2: Application at Magistration? Researchers recorded whether each case file included an application-for-counsel form dated on the day of magistration. If there was no application, or if the application post-dated the magistration, researchers coded the case as ‘no’. Researchers did not find any applications for counsel in this county.
3: Request Granted? Researchers did not find any applications for counsel. Therefore, they did not code any requests as granted or denied.
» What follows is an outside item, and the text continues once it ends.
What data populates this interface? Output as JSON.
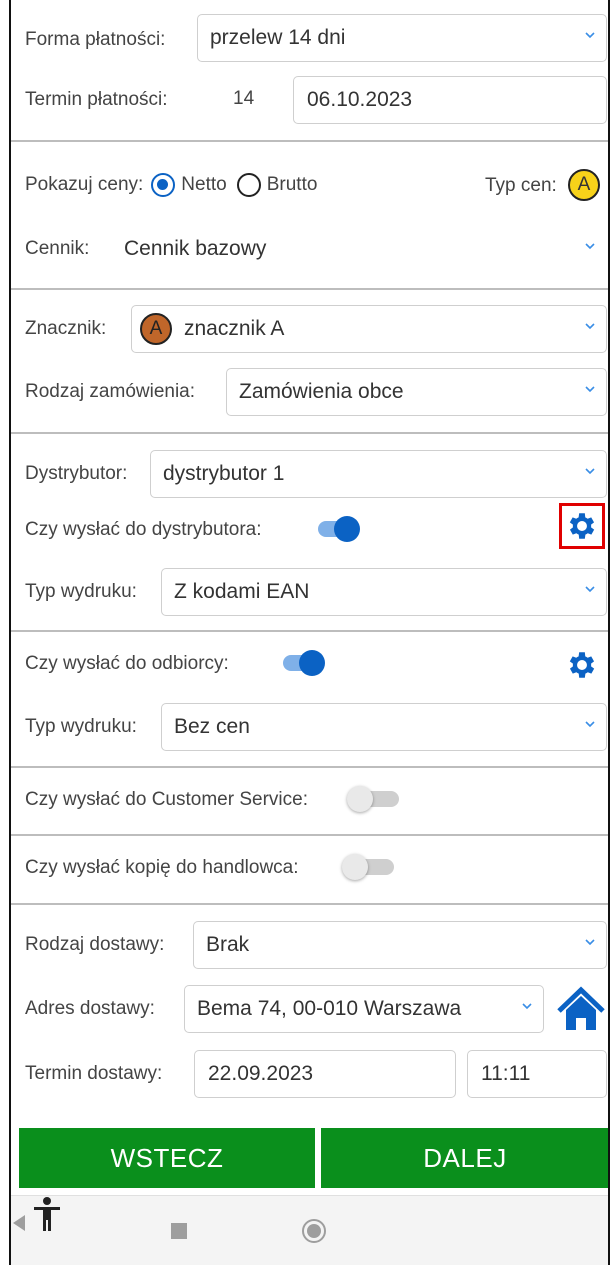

4: Represented at Arraignment? Researchers documented whether court records indicated that, on or before the day of their arraignment, the defendant had an attorney. Researchers further coded whether that lawyer was court-appointed or retained. In five instances, researchers coded lawyers as ‘Type Unknown’ because they could not determine whether they were court-appointed or retained. (Court records only indicated whether a defendant had counsel, not whether that lawyer attended the arraignment.)
About the Tumbleweed Data
Center researchers collected records on 496 Tumbleweed County misdemeanor cases that were closed between January 1, 2016, and March 7, 2023.
Researchers eliminated 368 cases from the diagram for which they were unable to locate magistration records. Researchers removed two more cases in which application and appointment procedures differed substantially from those described above.
Magistrations for the 126 cases depicted in the diagram occurred between August 10, 2018, and November 6, 2021.